Speculative Fiction Bloggers Webring


When you talk about the shape of cyberspace, webrings are one of the ways that cyberspace can be twisted into a circle. A webring is a ring of links. There are probably webrings for everything and they are good for small sites that need readers. People like to follow the ring links to find more pages like the one that they are on. You can see the ring badge over on the right side of this page, down below the recent posts and the amazon ad.

Webrings are a tried and true promotional tool. You don’t get many hits, but they are steady and they grow fast as the ring grows. If you have a blog, you’ll benefit from the traffic on other sites in the ring. When a surfer finishes reading your page, they can click on “next” and go to the next page in the ring. It’s a win-win situation.

The hard part, however is getting the ring code on your page in the right place. When you join up, the webring site gives you a code snippet that you have to copy into your blog template. In Geeklog, you create a widget with the Javascript in it. In Blogger, you have have to edit the template. In WordPress, there is a plugin for putting javascript on your blog, or you can edit the template directly if you are techy enough.

The easiest place to put the javascript is way down at the bottom of the web page template, just before the /body tag. This effectively hides it, though so try to get it into the left or right side panel near your links or blog roll so that it is closer to the top.

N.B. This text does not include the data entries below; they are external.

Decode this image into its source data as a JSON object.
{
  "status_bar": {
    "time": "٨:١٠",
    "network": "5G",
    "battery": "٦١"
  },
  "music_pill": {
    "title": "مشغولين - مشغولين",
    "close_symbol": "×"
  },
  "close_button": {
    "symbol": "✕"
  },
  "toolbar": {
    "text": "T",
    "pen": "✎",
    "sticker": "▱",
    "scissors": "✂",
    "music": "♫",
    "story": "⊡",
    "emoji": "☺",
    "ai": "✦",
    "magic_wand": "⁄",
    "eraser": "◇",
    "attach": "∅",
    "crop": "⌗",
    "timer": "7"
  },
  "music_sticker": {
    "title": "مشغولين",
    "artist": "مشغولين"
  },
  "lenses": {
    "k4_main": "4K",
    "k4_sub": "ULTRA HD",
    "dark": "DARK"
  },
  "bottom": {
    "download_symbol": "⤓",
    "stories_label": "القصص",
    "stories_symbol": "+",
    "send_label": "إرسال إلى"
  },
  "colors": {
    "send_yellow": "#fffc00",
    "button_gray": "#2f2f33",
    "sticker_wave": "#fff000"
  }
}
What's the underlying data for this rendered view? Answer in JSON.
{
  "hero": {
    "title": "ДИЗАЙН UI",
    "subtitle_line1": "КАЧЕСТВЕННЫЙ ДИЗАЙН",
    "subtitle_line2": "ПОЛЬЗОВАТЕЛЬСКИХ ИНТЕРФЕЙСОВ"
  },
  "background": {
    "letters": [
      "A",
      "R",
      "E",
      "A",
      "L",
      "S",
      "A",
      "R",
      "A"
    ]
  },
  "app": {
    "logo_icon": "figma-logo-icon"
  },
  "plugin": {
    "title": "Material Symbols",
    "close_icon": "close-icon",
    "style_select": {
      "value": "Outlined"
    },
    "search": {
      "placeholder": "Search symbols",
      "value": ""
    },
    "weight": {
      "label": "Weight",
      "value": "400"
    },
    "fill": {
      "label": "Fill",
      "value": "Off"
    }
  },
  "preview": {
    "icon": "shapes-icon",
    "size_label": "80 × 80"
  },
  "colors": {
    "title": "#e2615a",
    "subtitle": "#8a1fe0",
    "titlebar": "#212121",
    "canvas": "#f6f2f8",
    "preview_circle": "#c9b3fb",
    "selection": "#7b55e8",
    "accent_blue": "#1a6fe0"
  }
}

The Spec Fic Bloggers badge is 160 pixels wide, just the right size for most blogs.

I just updated the code to bring it into the 21st century. It uses fancy css and gets rid of the clunky table format.

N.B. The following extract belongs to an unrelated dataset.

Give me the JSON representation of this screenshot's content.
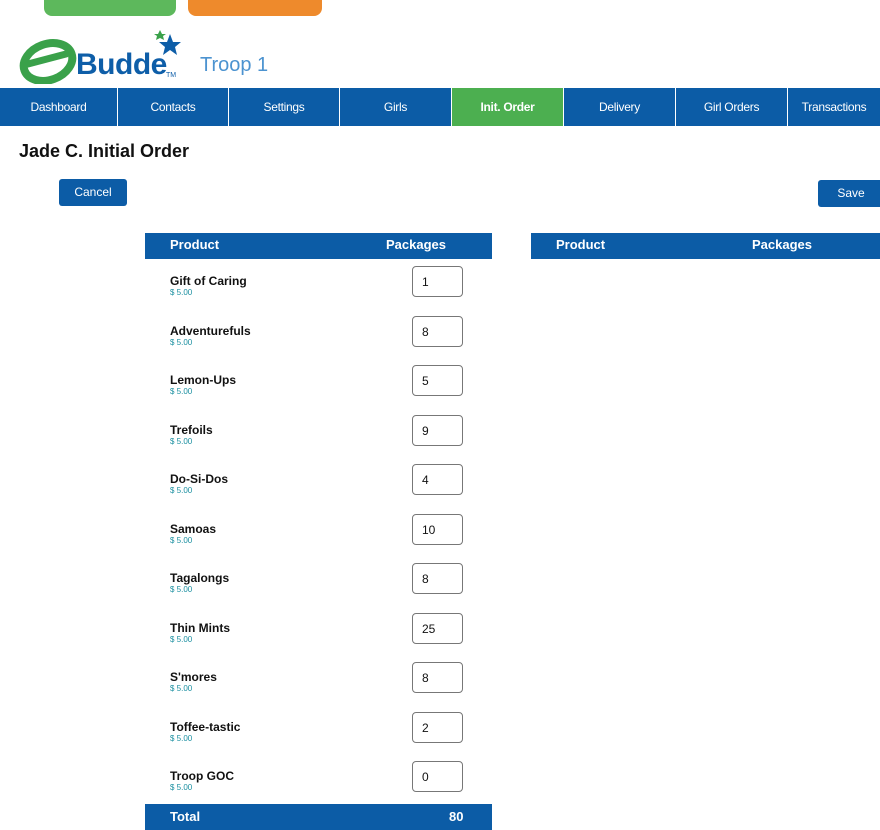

Please join up. The traffic grows exponentially with the number of sites in the ring. 10 sites get four times the traffic as 5 sites. 20 sites get 16 times the traffic as 5 sites. If you know any spec-fic bloggers that have control over their blog templates, send them this way. It will help all of us.

Join the Speculative Fiction Bloggers Webring.

2 Comments

  1. Jim Shannon wrote:

    All the widgets on my Geeklog site, are placed into the source code tab that’s one of the nice things I like about GL. I haven’t played around with WordPress to know much about it.

    Nice Post.

    Wednesday, September 26, 2007 at 2:28 am | Permalink
  2. Jim Shannon wrote:

    I mean the source code tab is on the GL v2

    story menu editor. It acts like a hidden window to incert HTML.